👉43. Zıt kutuplar

Start from the beginning
                                    

Hayır!

Hayır. Hayır. Hayır.

Ona bir şey olmayacak.

Olmamalı.

Benim yüzümden oldu. Eğer onu oraya götürmeseydim. Eğer arabadan inmesine izin vermeseydim. Eğer o aptalca hamleyi yapmasaydım...

Tik tak. Tik tak. Tik tak.

Birinin uzattığı suyu aldım. Kapağını açtım ama sonra içmeden geri kapattım.

Silahlı adamlara karşı koymak... Neyin kafasıydı bu? Onu tehlikeye attığım yetmezmiş gibi bir de yaralanmasına sebep olmuştum.

Yaralanmasına, acı çekmesine, hatta belki...

Hayır.

Kötü düşünmek yok.

Öyle bir şey olmayacak.

İyileşecekti. Ayağa kalkacak. Sonra yine alaycı umursamaz halleriyle beni sinir etmeyi başaracakti. Her fırsatta laf yarışı yapacak. Her durumun içinden çıkacak bir söz bulacak. Göz devirecek. Sinirlenecek. Beni tersleyecekti.

Yan yan bakacak. Hatta eline geçeni fırlatacaktı.

Utanacak. Kızarmasa bile rahatsızca kıpırdanacaktı.

Çünkü o cebinde tornavida taşıyan bir tamirci kızdı. Canı yanarken sadece biraz diye tamirci kız. Asla pes etmeyen...

Şimdi de pes etmeyecek. Etmemeli.

Etmeyecek...

Kapılar açıldığında hep bir ayağa fırladık. İçeriden çıkan doktor 'komşuları da çağırsaydınız' der gibi kaşlarını çatarak baktı hepimize.

"İyi mi?" diye atıldım hemen.

İyi olduğunu duymalıydım. Duymak istediğim tek şey iyi olduğuydu.

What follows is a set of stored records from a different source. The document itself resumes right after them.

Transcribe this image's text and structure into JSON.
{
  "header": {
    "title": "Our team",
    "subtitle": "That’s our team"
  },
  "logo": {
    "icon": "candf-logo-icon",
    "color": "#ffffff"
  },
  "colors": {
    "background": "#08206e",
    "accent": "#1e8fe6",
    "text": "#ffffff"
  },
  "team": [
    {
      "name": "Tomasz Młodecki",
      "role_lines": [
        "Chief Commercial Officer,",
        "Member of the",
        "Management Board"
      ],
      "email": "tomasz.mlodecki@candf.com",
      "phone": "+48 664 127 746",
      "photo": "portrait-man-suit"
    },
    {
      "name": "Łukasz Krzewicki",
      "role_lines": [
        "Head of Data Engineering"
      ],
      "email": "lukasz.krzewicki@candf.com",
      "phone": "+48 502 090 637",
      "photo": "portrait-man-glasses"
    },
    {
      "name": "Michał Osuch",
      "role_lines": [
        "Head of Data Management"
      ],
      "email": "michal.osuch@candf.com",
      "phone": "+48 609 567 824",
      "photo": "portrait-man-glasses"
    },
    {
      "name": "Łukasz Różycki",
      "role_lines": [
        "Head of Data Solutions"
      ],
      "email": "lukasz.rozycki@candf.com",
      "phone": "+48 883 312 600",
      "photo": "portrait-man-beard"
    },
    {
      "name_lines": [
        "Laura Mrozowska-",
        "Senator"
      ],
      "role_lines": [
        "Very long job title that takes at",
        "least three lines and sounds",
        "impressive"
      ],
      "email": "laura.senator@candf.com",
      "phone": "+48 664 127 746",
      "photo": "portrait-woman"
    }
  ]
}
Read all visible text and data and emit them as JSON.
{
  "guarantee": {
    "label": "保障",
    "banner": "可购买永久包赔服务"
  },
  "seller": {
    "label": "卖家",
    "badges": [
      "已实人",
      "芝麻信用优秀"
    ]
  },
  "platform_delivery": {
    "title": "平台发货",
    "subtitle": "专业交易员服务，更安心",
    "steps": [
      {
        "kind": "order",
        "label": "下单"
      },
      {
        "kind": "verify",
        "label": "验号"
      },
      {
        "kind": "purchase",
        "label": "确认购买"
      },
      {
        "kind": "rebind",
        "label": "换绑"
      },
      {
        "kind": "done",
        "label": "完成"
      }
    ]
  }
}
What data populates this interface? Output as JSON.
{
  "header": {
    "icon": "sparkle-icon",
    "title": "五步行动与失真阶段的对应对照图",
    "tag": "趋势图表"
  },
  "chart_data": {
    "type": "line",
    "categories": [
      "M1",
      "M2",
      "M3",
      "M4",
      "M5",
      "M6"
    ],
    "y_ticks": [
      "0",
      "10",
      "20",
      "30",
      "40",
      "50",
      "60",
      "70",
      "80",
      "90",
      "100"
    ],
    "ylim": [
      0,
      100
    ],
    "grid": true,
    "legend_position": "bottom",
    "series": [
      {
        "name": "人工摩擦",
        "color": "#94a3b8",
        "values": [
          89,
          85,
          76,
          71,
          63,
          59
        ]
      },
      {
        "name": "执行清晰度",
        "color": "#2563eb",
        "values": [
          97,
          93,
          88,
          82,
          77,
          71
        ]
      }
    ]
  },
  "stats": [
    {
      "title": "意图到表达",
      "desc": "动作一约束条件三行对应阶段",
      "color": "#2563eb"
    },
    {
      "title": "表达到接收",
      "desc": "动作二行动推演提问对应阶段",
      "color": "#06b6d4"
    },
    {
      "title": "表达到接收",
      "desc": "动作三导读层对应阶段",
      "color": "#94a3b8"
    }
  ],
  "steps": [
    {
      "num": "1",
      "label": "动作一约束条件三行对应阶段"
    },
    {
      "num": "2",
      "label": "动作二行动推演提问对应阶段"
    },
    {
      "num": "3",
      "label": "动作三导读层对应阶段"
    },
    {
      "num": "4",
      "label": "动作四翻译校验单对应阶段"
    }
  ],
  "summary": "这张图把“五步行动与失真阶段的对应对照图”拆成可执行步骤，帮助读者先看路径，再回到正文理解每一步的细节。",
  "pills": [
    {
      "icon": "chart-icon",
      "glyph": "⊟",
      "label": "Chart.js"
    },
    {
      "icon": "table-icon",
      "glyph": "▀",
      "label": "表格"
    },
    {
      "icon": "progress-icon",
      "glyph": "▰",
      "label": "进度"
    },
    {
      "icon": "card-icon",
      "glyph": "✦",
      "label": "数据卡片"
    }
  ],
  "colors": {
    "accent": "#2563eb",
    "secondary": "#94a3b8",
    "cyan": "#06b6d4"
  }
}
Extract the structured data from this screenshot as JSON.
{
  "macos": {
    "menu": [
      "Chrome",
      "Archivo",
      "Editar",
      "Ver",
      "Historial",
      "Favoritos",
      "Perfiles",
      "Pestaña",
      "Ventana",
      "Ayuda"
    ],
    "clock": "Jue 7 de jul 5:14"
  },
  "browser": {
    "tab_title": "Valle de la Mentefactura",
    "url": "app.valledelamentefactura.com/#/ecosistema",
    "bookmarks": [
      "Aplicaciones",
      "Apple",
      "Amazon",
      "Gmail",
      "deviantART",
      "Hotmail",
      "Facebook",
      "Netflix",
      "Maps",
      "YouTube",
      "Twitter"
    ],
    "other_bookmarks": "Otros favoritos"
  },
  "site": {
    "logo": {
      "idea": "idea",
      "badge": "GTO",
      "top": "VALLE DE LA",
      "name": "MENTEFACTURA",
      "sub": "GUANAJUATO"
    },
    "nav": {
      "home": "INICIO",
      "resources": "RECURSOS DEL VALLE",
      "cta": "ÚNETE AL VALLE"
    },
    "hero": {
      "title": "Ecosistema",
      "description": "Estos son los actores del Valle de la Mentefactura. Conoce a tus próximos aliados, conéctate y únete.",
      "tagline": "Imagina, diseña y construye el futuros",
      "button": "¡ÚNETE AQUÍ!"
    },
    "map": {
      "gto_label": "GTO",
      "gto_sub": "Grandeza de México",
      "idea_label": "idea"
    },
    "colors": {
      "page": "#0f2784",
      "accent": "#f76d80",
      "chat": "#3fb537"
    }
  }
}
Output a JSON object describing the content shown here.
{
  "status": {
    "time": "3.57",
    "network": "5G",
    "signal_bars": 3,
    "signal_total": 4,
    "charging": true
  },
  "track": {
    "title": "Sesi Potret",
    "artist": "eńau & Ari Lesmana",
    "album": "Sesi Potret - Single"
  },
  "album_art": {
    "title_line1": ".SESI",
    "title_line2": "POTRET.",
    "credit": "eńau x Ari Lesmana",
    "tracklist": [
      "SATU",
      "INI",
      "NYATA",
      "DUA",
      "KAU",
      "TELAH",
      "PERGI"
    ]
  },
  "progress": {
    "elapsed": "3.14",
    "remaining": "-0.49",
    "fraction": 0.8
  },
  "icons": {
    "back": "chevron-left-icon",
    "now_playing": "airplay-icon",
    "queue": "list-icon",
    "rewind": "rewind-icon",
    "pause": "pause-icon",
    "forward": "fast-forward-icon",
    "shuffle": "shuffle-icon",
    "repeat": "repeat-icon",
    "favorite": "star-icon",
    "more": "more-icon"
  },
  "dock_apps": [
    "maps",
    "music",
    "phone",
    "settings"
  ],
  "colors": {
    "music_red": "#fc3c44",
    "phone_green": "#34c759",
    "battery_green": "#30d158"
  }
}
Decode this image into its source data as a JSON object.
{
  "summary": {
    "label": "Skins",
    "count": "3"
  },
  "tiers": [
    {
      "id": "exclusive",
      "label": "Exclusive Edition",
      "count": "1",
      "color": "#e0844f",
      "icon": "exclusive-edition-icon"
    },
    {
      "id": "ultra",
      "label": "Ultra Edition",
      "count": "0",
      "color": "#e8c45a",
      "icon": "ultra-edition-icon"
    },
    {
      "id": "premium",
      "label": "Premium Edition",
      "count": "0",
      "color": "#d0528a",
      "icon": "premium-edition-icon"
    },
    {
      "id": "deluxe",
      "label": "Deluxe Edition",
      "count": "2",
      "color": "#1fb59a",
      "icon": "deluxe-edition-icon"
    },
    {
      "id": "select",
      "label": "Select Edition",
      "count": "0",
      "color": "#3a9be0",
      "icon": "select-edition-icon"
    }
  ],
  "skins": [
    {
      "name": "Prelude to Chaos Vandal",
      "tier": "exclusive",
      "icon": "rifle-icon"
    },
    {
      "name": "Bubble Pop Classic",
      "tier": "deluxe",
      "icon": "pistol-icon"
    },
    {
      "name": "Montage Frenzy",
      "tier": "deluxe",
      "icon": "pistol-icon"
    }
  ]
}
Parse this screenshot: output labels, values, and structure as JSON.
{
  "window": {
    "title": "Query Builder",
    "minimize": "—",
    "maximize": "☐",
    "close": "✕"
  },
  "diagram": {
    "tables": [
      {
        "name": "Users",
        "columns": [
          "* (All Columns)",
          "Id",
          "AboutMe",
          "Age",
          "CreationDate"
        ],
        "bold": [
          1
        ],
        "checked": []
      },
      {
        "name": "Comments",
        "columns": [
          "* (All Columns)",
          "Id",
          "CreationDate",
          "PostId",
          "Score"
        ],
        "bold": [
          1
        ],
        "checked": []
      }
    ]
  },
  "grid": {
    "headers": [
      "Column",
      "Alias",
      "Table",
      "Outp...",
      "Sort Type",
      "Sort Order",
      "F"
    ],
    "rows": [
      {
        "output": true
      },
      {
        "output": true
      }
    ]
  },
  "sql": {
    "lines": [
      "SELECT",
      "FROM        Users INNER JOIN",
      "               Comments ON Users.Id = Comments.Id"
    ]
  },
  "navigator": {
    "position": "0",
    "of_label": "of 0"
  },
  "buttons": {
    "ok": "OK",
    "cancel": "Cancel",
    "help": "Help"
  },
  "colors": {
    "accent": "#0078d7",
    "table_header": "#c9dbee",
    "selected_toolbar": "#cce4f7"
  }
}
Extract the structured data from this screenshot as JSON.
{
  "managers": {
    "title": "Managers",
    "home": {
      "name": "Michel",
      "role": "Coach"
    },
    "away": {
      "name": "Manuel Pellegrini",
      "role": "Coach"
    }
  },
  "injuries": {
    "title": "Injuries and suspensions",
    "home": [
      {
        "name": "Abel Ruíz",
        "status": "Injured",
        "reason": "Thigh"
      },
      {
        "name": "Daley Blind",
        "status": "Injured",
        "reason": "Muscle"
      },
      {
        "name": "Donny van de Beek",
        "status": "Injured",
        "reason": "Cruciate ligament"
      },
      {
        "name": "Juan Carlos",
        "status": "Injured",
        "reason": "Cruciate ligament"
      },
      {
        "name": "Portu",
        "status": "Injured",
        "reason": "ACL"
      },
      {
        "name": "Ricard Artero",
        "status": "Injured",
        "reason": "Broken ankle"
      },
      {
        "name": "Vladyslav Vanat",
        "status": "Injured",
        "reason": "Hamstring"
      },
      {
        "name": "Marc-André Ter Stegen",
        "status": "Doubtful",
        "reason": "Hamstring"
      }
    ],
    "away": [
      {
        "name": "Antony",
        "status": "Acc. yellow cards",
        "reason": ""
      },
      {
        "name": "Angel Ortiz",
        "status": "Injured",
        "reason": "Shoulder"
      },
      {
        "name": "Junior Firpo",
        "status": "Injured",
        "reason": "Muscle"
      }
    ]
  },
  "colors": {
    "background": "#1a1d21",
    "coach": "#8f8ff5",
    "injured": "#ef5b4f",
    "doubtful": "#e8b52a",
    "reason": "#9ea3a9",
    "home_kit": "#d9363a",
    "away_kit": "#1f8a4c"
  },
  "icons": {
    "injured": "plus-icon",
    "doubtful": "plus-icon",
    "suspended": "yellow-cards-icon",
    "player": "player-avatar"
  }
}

İyiydi. iyi olmalıydı. Lütfen. Lütfen. Lütfen.

"Ameliyat başarılı geçti..." diye başladığında rahat bir nefes aldım.

Aferin tamirci kız. Bunun da üstesinden geldin değil mi...

"Kurşun köprücük kemiğinin tam üzerinden girip arka tarafından tekrar çıkmış. Akciğere isabet ettiği için pnömotoraks oluşmuştu fakat tüp drenaj uyguladık. Doku ve kaslar zarar görse de hayati bir durum söz konusu değil.

Bir süre sol kolunu kullanamayacaktır. Altı hafta kadar kol askısı kullanması gerekebilir. Çok kan kaybettiği için bir ünite de kan verdik. Durumu stabil. Şu anda uyuyor.

Narkozun etkisinin geçmesi birkaç saati bulur ve bu süre zarfında kontrol atında tutacağız. Daha sonra odasına çıkarınca görebilirsiniz," demesi ve gitmesi bir oldu.

Yuh ama bu ne acele.

Benim daha bir sürü sorum vardı.

İyi miydi yani? Kurtulmuş muydu?

Birkaç saat daha bekleyeceksiniz demişti. Zaman bu kadar yavaş geçerken nasıl bekleyecektim. İyi olduğunu söylemişti. Ama gözümle görmeden içim rahat etmeyecekti. Ve bu işkence gibi yavaş akan zaman biraz daha akacaktı.

O gözünü açana kadar.

"Abi, bak iyiymiş. Eve gidip üstünü falan değiş..." Aylin ona attığım sert bakışla cümlesini bile bitiremeden sustu.